Dominando a praça, encontra-se a Igreja do
Santíssimo Sacramento de Santo Antonio (1753-1790), monumento nacional de
visita obrigatória. Para Robert C. Smith, “de todas as grandes igrejas do
século XVIII do Recife, nenhuma teve a fortuna de conservar tão bem a aparência
como a Matriz de Santo Antonio. Seu frontispício, um dos mais belos do Brasil,
ainda se apresenta quase inalterados os traços característicos referidos em
antigos documentos”.
Antes de sua construção, ali existia a “casa
da pólvora”, utilizada pelos holandeses, dela restando dois prédios, adquiridos
pela Irmandade do Santíssimo Sacramento da Matriz do Corpo Santo, em 1752, para
a construção de sua igreja.
Em 20 de fevereiro de 1791, já com o templo
transformado em matriz, sob a denominação de Santíssimo Sacramento de Santo
Antonio, foi a nova irmandade nele instalada. O altar-mor em estilo rococó e
enriquecido por talhas douradas. Na sacristia, destaca-se o lavabo de mármore
que, partindo do solo, atinge o teto do salão. Destaque especial para o
Crucificado em marfim (altar-mor), Santo Antonio e pinturas de suas paredes.
Com sua fachada apresentando esculturas bem ao gosto do manuelino português,
modeladas em arenito dos arrecifes e com seu interior ornado por talhas e
imagens setecentistas, este templo é um dos mais bonitos da cidade.
Ainda na Praça da Independência, no antigo
prédio do Diário de Pernambuco, funcionava desde a segunda década do século XX,
um sonoro carrilhão considerado uma das atrações do centro de Recife.
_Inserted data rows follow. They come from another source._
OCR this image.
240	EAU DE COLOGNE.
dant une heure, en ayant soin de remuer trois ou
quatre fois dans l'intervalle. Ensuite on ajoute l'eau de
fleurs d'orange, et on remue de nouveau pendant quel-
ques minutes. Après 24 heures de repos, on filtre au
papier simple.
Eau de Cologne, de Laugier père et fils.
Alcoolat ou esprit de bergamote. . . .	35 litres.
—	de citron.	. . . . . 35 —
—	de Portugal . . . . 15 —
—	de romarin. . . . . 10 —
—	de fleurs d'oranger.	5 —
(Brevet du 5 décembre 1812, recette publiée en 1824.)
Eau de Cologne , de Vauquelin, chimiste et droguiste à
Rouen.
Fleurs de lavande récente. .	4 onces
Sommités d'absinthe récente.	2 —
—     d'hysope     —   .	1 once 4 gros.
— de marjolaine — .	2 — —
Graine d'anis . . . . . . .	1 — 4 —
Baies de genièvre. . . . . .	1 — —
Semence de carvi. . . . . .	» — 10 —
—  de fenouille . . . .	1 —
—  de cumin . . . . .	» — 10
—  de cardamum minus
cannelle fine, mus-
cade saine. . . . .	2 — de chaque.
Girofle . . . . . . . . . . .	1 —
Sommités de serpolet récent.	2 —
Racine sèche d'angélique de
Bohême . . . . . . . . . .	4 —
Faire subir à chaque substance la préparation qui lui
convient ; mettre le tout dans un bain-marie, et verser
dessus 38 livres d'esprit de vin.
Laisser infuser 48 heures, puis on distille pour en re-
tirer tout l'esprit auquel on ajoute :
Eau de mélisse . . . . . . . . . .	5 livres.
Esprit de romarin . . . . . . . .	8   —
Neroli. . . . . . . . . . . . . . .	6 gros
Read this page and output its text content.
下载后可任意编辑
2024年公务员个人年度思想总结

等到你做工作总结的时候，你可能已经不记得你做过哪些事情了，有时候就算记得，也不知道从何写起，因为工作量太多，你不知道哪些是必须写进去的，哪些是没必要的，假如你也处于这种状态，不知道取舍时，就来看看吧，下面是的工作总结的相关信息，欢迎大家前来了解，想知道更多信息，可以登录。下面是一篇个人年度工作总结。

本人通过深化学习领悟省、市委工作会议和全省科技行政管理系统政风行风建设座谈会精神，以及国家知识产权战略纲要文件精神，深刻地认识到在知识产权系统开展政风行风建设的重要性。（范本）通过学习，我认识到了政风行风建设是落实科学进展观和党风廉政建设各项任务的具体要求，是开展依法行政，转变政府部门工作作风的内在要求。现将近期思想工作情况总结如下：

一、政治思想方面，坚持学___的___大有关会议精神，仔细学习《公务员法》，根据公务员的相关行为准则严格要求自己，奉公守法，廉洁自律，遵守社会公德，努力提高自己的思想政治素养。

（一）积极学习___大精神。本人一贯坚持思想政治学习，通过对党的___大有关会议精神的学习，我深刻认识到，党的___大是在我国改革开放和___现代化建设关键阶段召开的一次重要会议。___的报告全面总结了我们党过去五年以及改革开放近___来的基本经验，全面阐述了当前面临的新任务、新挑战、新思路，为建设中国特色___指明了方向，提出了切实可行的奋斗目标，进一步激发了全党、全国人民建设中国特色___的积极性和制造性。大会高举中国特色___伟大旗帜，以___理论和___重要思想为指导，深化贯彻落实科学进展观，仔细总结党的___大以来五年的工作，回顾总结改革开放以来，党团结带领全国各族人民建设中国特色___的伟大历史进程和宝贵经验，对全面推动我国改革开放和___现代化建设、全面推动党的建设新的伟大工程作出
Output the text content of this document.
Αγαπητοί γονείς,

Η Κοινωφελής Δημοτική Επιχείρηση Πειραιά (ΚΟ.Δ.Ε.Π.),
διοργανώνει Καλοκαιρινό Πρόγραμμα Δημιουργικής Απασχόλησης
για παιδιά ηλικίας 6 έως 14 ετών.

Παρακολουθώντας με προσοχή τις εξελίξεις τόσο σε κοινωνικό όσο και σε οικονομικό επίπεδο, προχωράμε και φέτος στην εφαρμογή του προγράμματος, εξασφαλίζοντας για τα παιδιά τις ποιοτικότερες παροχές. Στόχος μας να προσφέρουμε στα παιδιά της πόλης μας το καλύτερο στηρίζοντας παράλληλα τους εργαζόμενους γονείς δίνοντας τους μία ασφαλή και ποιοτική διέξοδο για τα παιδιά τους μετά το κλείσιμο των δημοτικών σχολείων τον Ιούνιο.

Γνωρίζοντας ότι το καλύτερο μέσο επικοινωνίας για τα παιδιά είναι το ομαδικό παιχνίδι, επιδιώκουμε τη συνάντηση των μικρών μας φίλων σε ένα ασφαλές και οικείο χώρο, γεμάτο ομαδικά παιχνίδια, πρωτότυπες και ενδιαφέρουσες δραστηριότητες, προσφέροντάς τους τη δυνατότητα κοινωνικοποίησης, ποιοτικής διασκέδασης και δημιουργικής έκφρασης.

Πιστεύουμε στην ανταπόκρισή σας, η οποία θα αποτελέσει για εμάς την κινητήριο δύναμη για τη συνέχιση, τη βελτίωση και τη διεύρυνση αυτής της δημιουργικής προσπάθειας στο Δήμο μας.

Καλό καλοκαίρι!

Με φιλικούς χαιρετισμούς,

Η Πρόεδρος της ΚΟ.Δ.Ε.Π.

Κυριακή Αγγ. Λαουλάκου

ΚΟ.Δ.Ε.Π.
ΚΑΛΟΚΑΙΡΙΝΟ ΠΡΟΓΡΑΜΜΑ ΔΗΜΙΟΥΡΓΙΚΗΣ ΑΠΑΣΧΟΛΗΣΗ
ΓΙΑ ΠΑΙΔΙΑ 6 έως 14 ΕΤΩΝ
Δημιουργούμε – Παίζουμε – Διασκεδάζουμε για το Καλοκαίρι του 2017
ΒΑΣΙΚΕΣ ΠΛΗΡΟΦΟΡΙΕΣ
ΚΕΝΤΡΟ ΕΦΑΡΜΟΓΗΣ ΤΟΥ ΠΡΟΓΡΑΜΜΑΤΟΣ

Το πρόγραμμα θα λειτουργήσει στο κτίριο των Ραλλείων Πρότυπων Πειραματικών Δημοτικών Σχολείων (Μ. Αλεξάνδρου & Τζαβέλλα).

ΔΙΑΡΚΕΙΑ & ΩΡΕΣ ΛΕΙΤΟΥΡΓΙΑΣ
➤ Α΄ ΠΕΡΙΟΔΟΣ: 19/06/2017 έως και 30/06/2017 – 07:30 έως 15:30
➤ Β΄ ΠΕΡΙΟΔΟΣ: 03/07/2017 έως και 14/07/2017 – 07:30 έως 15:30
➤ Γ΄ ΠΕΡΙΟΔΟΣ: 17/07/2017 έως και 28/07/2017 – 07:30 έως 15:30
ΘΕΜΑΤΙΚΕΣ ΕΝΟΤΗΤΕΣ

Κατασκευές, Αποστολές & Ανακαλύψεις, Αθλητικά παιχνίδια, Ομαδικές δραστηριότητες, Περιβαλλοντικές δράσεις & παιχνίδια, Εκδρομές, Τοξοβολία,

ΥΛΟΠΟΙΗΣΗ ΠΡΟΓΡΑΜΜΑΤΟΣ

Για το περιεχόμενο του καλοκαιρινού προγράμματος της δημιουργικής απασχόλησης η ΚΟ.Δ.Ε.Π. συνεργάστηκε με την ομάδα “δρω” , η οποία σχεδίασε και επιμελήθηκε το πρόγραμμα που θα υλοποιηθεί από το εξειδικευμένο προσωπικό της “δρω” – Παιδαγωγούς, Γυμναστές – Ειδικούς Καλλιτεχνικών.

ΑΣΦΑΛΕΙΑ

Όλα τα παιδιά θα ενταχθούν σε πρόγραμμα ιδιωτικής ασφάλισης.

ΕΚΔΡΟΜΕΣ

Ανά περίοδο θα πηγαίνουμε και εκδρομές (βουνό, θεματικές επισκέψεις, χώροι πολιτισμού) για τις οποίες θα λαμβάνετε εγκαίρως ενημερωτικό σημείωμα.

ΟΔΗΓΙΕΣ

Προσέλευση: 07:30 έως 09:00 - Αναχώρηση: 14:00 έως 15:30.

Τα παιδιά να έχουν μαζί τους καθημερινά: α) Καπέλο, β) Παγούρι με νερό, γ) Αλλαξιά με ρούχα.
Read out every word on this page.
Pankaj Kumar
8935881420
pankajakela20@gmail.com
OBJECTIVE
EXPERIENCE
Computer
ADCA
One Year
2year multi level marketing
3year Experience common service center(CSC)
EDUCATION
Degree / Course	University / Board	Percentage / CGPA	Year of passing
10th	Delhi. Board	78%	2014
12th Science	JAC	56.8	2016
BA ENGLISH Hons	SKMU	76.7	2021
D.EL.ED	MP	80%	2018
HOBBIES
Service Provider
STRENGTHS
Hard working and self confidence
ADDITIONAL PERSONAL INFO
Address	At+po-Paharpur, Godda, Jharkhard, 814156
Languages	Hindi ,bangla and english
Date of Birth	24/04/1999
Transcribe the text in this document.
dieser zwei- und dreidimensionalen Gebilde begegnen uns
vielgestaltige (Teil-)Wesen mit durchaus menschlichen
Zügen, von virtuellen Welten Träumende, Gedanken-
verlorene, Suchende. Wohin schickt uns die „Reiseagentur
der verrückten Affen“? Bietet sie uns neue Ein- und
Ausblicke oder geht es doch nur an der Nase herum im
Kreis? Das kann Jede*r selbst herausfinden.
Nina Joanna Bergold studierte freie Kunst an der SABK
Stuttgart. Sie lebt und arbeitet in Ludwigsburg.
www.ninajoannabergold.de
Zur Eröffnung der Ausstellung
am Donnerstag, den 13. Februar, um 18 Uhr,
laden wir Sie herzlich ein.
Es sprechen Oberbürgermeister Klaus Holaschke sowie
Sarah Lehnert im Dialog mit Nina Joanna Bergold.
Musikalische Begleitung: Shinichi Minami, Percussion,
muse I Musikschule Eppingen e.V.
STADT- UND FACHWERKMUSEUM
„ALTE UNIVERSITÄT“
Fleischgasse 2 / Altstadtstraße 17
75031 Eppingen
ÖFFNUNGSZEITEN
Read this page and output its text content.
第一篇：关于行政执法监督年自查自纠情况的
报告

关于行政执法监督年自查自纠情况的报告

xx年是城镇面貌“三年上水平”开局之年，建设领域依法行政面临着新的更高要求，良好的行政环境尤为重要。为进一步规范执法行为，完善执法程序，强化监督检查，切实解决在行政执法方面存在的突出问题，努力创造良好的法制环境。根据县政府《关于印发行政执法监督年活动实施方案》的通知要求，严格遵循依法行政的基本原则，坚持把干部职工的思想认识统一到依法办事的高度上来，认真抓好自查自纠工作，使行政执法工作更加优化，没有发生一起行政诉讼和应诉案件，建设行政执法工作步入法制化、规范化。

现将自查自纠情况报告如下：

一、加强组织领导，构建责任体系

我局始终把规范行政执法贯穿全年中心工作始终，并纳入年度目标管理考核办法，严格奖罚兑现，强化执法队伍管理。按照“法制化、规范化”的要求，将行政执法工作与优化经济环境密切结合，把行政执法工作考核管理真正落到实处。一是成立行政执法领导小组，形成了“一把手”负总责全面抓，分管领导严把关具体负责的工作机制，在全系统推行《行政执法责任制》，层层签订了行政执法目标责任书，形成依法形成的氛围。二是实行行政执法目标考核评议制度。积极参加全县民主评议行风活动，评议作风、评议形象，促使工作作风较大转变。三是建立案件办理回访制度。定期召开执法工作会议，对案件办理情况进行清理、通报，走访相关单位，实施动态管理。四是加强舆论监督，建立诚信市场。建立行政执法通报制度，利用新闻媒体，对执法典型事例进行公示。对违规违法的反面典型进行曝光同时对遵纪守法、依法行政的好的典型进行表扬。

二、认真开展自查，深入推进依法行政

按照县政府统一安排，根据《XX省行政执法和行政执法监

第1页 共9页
Até então, antes do abandono e do descaso a
que foi condenada à Praça da Independência, foi o carrilhão do Diário de
Pernambuco o único da cidade de Recife a combinar o badalar do seu campanário
com as notas musicais inspiradas nos sinos do Grande Relógio Westminster
(Londres).
Na descrição do jornalista Arnoldo Jambo,
escrita em 1975, o hoje desaparecido Carrilhão do Diário, “fez-se original e
importante ao Recife... Por anos a fio plangeu ao escorrer das horas
recifenses... sob os cuidados do mecânico Manuel João – velho servidor do
Diário – ele há muito permanece; tratado carinhosamente, dedicadamente,
sentidamente como devem ser olhadas as coisas materiais que se espiritualizam
para dar sentido, tradição e vida à história que as cidades curtem e ajudam a
curtir no perpassar dos anos”.
O carrilhão era a nota característica do
centro nevrálgico da cidade, merecendo do poeta Mauro Mota os últimos versos do
poema Domingo no Recife:
“Assisto ao suicídio do domingo no
Recife, o domingo jogando-se da torre do “Diário” na música do carrilhão
batendo meia-noite. Receio de entrar na madrugada fria. Recolho na praça as
horas despedaçadas. Quero que este domingo seja a antecipação da eternidade”.